Village Hall, Gyömöre

Gábor supervises the cooking, Gyömöre

Party time, Gyömöre

Eventually it was time to pack up our dirty wooden plates into the now empty pogácsa box and say farewell to our delightful hosts. They looked set to continue singing well into the evening. We made the round of the table thanking everyone individually and exchanging kisses. We are proud to say we managed to achieve it in Hungarian! As we finally left the room we turned to say our final goodbye which paradoxically is "hallo" in Hungarian!

The oldest member of the folk song choir with Jill, Gyömöre

Back at the house we chatted with Gábor and Erzsébet, catching up on family news and enjoying a bottle of her dad's red wine. It was interesting to learn that the Hungarian population in Transylvania arouses some resentment within Hungary. The financial and political situation here is currently unstable; many people are losing their jobs, pensions are very low and those in employment cannot afford to retire. Meanwhile, Hungarian communities living in Romania have the right to move to Hungary and it is widely felt that they are given preferential treatment over the resident population with regard to benefits, housing and employment. It sounded very like the misgivings in West Germany after reunification with regard to East Germany.

We were intrigued to learn that a lot of Hungarian doctors reputedly fly to Britain for the weekend to work in British hospitals where they can earn more in two days than they can all week working in Hungary. Presumably this has happened since the "new deal" for British doctors whereby it is no longer compulsory for them to work at weekends.

Too soon it was time to leave our friends and return to Modestine to sleep in the garden with the family dog. We declined their invitation to join them for breakfast at 5am this morning before they set off for work. They do work very hard indeed here and they are both at their desks by 6am, Gábor in the Györ regional authority offices and Erzsébet in the county library. Lovely as their home is in the summer months, they said during the winter they only ever see it in daylight at the weekends as they are rarely home before 6pm.

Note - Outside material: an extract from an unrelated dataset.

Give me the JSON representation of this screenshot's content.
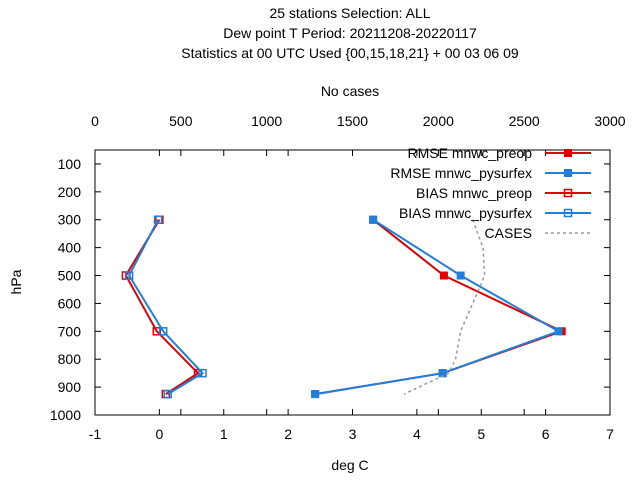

This morning we locked up the house after breakfast and drove north out of Hungary and into Slovakia. As always it was with a sense of regret that we left Hungary behind. It is a small, warm, welcoming, friendly country, very individual, right in the centre of Europe. Once a huge empire the country has shrunk and is now surrounded by mainly Slav speaking countries that were once part of Hungary. As we travelled along the quiet roads across the fields of Slovakia it was obviously very like Hungary in the style of its architecture and villages. We had noticed the similarity too in Croatia south of Pécs, also once part of Hungary.